Whatever happened to the great Chinese consumer?
It's a question executives at Marks & Spencer Group Plc are asking themselves as the British retailer moves to shutter its 10 stores in China.
The answer is that they're still around, but are shifting more toward domestic brands, and online.
A recent study of fast moving consumer-goods sales by Bain & Co. found that even as China's economic slowdown weighs on consumption, foreign firms are faring worse than home-grown ones.
International-brand sales in 26 categories from shampoo to beer shrank 1.4 percent last year. Sales of local brands, typically quicker to adapt to shifting tastes, rose 7.8 percent.
McDonald's Corp., scouting for a buyer for its China operations, and newly independent Yum China Holdings Inc. are hoping they can ride out these changing loyalties with partners that secure them a better presence in rapidly growing smaller cities. Some measure of localization, they hope, will help stave off their declining share of the country's fast-food market.

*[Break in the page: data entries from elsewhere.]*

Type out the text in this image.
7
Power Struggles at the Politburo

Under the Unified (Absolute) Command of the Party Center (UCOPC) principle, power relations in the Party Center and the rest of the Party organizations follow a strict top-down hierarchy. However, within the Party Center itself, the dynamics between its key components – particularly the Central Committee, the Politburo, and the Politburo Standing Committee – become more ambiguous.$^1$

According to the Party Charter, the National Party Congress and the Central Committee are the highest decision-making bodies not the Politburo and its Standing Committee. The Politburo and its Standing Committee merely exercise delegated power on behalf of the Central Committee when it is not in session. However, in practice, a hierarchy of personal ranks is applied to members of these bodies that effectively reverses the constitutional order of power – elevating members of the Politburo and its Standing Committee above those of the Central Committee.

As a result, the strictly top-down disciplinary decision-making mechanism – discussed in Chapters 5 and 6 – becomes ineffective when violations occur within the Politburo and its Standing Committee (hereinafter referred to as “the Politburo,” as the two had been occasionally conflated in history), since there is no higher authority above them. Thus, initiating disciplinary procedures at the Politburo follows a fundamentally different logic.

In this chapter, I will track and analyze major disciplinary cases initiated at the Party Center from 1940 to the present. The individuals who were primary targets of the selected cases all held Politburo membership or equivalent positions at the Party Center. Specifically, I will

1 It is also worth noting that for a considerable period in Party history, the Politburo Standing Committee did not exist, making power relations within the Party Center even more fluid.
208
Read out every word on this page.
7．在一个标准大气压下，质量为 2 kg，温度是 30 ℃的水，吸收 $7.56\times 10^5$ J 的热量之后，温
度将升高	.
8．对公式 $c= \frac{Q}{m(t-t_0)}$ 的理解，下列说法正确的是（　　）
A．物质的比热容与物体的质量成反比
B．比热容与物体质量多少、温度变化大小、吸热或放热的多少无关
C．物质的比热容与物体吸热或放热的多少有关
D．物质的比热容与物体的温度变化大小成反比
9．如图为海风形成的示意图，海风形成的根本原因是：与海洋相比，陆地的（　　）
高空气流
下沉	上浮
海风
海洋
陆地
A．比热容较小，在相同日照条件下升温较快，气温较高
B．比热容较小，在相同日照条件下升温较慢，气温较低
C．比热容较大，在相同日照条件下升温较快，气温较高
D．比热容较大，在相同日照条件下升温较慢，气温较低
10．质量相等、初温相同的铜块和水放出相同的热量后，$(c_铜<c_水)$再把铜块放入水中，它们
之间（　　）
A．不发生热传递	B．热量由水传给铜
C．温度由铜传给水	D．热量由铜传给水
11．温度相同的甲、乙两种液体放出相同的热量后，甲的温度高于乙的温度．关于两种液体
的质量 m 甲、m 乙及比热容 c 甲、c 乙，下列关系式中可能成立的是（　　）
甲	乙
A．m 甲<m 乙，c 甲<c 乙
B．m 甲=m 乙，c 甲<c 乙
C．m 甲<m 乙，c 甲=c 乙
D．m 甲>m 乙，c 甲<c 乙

Sussing the Chinese palate isn't always enough, however.
McDonald's already sells taro pies, while Yum's KFC outlets retail Peking duck wraps. Any further diversification risks diluting those companies' core offerings too much. And going local isn't a sure thing, as Hershey Co. found after it purchased Shanghai Golden Monkey Food JSC Ltd.
Marks & Spencer's other mistake -- outside of none-too-trendy clothes and some bad store locations -- was a lack of basic understanding of the Chinese consumer. Many of their fashions didn't even fit local body shapes, for example.
The London-headquartered group joins a growing list of Western retailers, including supermarket chain Tesco Plc and Best Buy Co., that have tried to cater to China's mass market, and failed. Marks & Spencer's international ambitions will now be limited to franchises and profitable stores in Ireland, the Czech Republic and Hong Kong.
The retailer's departure also marks a bigger lesson for mid-tier foreign players seeking a piece of the China consumer pie.
An internet presence is crucial -- 20 percent of China's retail is already online -- and without a local partner, companies will have a tough time getting inside the heads of the nation's aspirational middle class. Unless your proposition is unique, like Starbucks Corp. or the cosmetics of South Korea's Amorepacific Corp., it's an uphill battle.
For some of the world's biggest brands, the quest to win over China's consumer is getting a lot harder.
This column does not necessarily reflect the opinion of Bloomberg LP and its owners.